À quelques pas de l’Université de Kinshasa (UNIKIN), la localité de Nzengi vit dans l’obscurité, malgré une cabine électrique flambant neuve installée depuis décembre 2023. Le président des notables, François Mukoka, tire la sonnette d’alarme face à l’inertie de la Société Nationale d’Électricité (SNEL) et l’abandon flagrant de l’État.
Nzengi et Luzizila l’une des localités, du quartier Tshibanda situé à proximité du prestigieux Plateau des professeurs ( plateau Cogelos ), est devenu une « poche noire ». Bien qu’une cabine électrique de huit départs ait été promise grâce aux efforts des notables et de l’ancien candidat Mandée Kalubi, elle reste désespérément inactive. La SNEL traîne les pieds pour mettre la cabine sous tension, laissant les habitants dans l’obscurité totale.
L’absence d’éclairage public n’est pas qu’un simple inconfort ; c’est une menace pour la vie. En 2021, un membre de la communauté a été victime d’une agression au crépuscule, perdant un œil au cours de l’attaque. « Comment vivre dans une telle insécurité ? », s’interroge Mukoka, qui déplore le départ de nombreux résidents, contraints d’abandonner leurs parcelles.
La SNEL est aussi critiquée pour son incapacité à faire face aux catastrophes naturelles.
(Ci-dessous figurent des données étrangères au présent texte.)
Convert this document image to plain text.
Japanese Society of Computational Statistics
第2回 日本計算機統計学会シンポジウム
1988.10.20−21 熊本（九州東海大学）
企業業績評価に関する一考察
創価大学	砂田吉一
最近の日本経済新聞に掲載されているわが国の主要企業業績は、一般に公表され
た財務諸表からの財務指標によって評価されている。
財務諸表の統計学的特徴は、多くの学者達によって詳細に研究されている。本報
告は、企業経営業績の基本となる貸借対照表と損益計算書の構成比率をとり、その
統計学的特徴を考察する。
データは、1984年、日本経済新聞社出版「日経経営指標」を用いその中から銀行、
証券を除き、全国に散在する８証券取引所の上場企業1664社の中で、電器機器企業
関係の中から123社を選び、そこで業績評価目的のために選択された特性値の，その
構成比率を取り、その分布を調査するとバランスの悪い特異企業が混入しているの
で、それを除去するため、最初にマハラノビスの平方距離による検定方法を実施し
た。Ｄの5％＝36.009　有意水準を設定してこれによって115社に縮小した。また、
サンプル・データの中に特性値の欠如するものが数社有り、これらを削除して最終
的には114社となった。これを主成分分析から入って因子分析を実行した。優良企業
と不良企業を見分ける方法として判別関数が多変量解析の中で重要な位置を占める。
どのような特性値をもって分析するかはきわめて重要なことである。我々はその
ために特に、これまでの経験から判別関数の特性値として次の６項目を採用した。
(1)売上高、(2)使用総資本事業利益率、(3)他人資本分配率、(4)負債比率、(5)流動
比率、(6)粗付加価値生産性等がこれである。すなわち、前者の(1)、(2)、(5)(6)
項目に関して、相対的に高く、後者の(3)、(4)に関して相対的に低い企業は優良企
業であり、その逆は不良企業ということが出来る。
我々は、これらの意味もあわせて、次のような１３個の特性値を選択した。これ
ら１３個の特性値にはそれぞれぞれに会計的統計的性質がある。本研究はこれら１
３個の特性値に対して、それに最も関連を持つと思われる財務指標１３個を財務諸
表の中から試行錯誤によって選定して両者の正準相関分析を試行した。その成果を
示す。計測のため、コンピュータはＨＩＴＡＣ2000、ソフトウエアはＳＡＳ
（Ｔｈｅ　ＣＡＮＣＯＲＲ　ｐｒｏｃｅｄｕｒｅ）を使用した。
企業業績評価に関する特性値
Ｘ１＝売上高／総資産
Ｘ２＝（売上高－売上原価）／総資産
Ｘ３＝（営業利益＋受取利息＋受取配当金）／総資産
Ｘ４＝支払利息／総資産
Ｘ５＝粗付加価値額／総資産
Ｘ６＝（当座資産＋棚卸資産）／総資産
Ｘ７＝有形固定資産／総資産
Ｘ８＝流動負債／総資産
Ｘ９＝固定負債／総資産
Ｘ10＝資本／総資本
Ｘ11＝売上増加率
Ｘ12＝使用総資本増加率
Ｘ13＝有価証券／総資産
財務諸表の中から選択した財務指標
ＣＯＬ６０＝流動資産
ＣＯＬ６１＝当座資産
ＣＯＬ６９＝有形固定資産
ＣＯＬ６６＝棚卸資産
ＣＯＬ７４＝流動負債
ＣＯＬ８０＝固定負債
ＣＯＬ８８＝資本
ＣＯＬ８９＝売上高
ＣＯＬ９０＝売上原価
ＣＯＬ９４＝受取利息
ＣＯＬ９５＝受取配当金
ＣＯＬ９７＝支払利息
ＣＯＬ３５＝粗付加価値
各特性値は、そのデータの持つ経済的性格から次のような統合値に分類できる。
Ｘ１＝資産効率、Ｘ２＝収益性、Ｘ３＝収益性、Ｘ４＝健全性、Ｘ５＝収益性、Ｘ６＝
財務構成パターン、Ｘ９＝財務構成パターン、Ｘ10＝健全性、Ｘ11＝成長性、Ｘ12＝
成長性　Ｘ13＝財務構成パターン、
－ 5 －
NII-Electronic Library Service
La parcelle où se trouve la cabine est menacée par une érosion galopante. Alors que les notables réclament un mur de soutènement, la SNEL se contente de poser des sacs de sable, une solution jugée « temporaire et inefficace ».
Le calvaire de Nzengi ne s’arrête pas là. Un devis de 285 000 USD pour l’aménagement d’une route de 5 km a été soumis au ministère des Infrastructures, mais les fonds n’ont jamais été débloqués. La route vers Luzizila est désormais un véritable ravin, isolant encore plus la population de Kinshasa.
La localité Nzengi illustre un paradoxe : alors que la République Démocratique du Congo possède un potentiel hydroélectrique impressionnant, l’accès à l’électricité y est dérisoire. Avec 13 % du potentiel hydroélectrique mondial, le pays reste l’un des plus mal desservis en matière d’électricité, avec un taux d’accès d’environ 15 %.
Face à cette situation désespérée, François Mukoka lance un appel direct au Président de la République. Invoquant le slogan « Le Peuple d’Abord », il demande la mise en service immédiate de la cabine, la construction d’un mur de protection, et le financement des travaux de voirie.